Der Qosh Tepa Kanal ist ein Bewässerungskanal in den nordafghanischen Provinzen Balch, Dschuzdschan und Faryab, der Wasser aus dem Fluss Amudarja ableitet. Das Bauwerk verbindet mehrere Distrikte über eine Strecke von mehr als 280 Kilometern und soll Ackerland in Wüstenzonen erschließen.
Die Idee entstand in den 1970er Jahren unter Präsident Mohammad Daud, der Wasserrechte von der Sowjetunion erhielt. Nach seiner Ermordung ruhte das Projekt, bis Arbeiten im Jahr 2022 begannen.
Der Name stammt aus dem Turksprachen und bedeutet Zwei Hügel, eine Bezeichnung, die auf die Landschaft der Region verweist.

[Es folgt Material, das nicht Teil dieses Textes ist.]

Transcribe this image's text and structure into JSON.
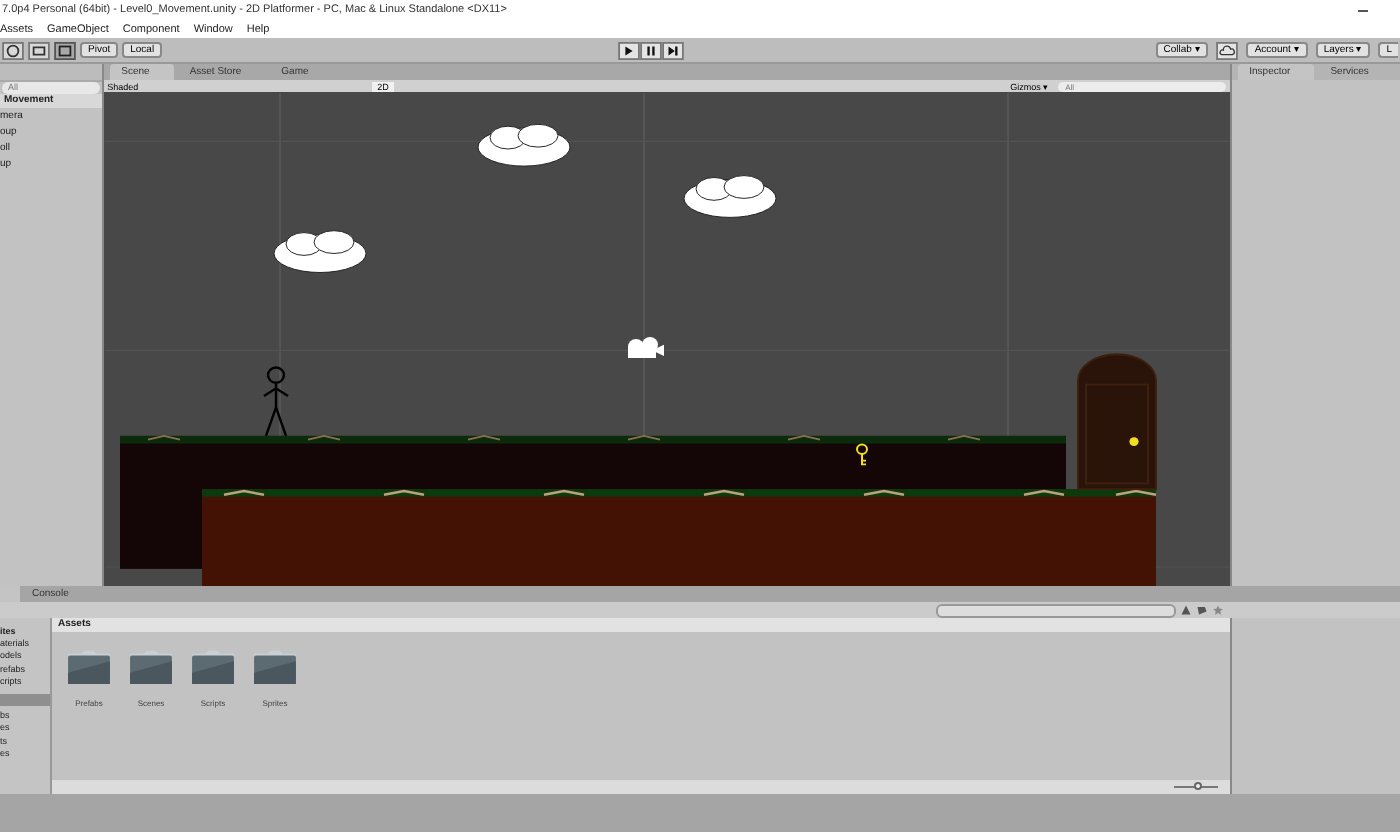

Anwohner sehen das Bauwerk als Hoffnung für kommende landwirtschaftliche Erträge in Gegenden, die bisher trocken blieben.
Der Zugang zum Kanal hängt von den örtlichen Gegebenheiten ab, da das Bauwerk durch abgelegene Gegenden verläuft. Besucher sollten sich über aktuelle Bedingungen informieren, bevor sie in die betroffenen Distrikte reisen.
Satellitenbilder zwischen April 2022 und Februar 2023 zeigten rasche Fortschritte bei den Erdarbeiten. Das Vorhaben zielt darauf ab, mehr als eine halbe Million Hektar Wüstenland in Anbauflächen umzuwandeln.